A multi-modal lecture video indexing and retrieval framework with multi-scale residual attention network and multi-similarity computation

Abhijit Debnath, K. Sreenivasa Rao, Partha Pratim Das

Published: 01 Jan 2024, Last Modified: 20 Sept 2025Signal Image Video Process. 2024EveryoneRevisionsBibTeXCC BY-SA 4.0

Abstract: Due to technological development, the mass production of video and its storage on the Internet has increased. This made a huge amount of videos to be available on websites from various sources. Thus, the retrieval of essential lecture videos from multimedia is difficult. So, an effective way of indexing and retrieving the video by considering various similarities in the video features is suggested using the deep learning method in this paper. From the standardized set of data, the videos containing lectures are obtained for training. The optimal keyframes are selected from the obtained videos employing the Adaptive Anti-Corona virus Optimization Algorithm. Then the video contents are segmented and arranged on the basis of the optimized keyframes. The optical characters, such as semantic words and keywords, are recognized by means of Optical Character Reorganization, and the image features are extracted from the segmented frames with the help of a Multi-scale Residual Attention Network (MRAN). The generated pool of features is arranged and stored in the database according to the contents. Text and video queries are given as the input for testing the trained model. The features from the text query and the features of the optimized keyframes from the video query are obtained with the help of MRAN in the testing phase.
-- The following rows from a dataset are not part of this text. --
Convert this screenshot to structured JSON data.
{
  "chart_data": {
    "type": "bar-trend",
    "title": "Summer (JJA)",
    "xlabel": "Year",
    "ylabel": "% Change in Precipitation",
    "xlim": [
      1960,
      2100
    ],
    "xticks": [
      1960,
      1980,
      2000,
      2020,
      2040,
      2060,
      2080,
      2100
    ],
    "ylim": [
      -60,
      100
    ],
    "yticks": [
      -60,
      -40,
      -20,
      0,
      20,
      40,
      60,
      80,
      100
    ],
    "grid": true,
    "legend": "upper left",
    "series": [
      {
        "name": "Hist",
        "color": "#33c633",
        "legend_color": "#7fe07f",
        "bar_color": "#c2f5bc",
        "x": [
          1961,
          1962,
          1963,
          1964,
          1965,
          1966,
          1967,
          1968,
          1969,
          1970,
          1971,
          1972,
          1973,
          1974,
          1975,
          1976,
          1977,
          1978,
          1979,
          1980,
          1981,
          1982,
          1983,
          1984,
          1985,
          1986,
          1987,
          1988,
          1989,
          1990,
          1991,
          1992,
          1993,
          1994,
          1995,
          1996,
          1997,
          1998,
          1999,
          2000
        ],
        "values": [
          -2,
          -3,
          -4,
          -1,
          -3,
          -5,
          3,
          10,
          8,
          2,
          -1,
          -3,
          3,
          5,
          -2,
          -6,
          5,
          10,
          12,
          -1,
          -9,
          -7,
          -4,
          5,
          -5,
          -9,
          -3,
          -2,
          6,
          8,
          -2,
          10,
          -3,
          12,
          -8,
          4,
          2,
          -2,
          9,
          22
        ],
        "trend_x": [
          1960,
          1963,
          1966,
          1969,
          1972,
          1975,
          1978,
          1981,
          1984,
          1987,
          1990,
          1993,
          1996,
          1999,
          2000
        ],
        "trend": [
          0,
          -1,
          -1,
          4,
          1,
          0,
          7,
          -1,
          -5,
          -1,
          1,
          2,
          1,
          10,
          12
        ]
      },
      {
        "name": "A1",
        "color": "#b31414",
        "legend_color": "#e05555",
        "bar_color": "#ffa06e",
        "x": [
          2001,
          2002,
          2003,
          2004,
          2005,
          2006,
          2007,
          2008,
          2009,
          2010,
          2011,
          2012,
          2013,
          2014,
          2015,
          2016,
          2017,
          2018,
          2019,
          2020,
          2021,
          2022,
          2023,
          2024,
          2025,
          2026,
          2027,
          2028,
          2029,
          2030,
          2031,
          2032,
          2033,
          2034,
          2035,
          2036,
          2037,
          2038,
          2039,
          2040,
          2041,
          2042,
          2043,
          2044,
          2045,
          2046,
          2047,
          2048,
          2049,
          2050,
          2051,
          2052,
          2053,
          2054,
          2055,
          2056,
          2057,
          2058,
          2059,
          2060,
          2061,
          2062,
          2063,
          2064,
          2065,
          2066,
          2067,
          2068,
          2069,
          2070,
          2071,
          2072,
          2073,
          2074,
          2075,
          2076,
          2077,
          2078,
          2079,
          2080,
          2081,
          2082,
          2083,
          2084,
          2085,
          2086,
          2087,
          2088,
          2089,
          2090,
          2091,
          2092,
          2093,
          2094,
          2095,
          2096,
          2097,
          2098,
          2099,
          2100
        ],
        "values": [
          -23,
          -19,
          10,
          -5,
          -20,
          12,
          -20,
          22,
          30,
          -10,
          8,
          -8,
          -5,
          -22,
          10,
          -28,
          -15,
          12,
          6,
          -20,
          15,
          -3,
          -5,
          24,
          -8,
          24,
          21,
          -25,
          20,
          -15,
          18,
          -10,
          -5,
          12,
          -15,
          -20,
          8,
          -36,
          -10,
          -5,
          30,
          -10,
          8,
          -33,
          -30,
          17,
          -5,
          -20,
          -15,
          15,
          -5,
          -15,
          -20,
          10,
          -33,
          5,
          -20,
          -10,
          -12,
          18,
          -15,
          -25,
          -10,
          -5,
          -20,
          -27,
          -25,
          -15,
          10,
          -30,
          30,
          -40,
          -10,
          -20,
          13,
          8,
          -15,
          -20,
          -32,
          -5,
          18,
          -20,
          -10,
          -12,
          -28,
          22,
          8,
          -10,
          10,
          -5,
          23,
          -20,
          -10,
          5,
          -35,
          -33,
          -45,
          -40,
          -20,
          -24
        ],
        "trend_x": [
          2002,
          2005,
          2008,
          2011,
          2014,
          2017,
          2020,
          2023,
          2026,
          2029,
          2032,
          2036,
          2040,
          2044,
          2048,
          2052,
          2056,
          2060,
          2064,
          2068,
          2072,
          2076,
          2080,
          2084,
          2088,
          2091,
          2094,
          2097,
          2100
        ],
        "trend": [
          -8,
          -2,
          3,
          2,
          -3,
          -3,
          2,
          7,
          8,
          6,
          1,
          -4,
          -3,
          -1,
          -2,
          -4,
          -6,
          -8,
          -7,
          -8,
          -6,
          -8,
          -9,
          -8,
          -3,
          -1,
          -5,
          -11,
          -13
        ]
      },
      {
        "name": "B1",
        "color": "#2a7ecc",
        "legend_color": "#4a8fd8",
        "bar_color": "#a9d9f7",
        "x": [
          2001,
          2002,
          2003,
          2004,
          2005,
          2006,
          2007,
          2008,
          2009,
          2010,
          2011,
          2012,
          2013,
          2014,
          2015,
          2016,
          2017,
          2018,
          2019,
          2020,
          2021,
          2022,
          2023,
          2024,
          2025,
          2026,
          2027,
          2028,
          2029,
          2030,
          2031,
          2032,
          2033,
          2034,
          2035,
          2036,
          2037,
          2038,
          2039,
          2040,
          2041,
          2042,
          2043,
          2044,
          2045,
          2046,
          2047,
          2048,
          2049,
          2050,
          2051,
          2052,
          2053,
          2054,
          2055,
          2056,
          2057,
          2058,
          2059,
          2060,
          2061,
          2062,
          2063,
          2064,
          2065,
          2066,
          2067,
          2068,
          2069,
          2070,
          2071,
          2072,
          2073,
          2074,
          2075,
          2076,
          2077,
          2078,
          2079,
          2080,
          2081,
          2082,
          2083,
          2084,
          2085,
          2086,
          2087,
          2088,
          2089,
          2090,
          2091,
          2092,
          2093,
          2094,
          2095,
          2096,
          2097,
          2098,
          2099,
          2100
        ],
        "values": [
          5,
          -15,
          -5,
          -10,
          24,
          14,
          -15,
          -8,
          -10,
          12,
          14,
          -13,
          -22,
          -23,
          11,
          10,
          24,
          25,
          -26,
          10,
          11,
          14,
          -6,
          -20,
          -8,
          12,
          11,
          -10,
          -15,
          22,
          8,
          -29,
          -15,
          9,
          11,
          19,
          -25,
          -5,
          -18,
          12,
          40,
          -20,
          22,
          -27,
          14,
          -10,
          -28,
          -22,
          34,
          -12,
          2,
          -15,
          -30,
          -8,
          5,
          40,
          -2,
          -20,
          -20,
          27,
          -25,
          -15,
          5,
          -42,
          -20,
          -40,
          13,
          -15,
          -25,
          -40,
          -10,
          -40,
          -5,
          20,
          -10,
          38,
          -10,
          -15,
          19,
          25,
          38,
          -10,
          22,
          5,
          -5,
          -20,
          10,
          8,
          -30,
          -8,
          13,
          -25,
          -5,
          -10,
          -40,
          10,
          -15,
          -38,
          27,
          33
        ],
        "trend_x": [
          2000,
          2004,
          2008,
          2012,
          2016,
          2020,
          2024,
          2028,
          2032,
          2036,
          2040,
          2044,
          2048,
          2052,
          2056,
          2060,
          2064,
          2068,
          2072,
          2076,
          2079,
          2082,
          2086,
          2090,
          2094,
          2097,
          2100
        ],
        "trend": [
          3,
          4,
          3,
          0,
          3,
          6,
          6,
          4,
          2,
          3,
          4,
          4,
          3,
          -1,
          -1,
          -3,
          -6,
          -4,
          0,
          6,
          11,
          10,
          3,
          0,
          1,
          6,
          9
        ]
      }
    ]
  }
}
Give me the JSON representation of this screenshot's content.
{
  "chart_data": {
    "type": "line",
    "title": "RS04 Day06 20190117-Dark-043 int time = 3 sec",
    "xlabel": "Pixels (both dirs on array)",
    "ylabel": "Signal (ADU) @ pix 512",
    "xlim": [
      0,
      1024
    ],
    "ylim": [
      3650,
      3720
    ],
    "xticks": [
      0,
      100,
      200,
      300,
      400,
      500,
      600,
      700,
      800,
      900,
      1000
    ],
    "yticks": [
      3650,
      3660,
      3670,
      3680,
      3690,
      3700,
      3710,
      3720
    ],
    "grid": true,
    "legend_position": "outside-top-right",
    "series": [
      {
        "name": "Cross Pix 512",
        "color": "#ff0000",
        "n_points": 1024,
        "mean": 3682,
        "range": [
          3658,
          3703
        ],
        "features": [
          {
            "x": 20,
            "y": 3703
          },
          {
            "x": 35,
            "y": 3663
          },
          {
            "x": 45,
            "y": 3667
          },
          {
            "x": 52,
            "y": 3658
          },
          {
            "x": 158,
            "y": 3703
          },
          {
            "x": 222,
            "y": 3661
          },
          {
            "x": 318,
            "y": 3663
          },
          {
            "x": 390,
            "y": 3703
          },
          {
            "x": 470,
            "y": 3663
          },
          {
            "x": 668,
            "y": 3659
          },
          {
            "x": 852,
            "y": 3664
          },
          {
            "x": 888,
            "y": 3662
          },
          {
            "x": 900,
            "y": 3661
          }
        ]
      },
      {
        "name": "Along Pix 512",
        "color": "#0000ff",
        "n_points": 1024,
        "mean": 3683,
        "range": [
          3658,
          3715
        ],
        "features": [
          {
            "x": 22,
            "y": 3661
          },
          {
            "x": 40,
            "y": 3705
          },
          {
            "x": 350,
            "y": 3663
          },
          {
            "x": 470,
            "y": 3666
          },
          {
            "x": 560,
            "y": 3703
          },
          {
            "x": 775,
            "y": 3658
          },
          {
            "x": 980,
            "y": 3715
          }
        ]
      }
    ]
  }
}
The generated pool features from the text and video queries are compared with the features that are stored in the database for analyzing the similarities using Cosine, Jacquard, and Euclidean similarity indices. From this, the multi-similarity features are used for retrieval of the relevant videos in accordance with the provided query. The experimental results show that the performance of the proposed system for video indexing and retrieval is better and more efficient than the existing methods of video retrieval.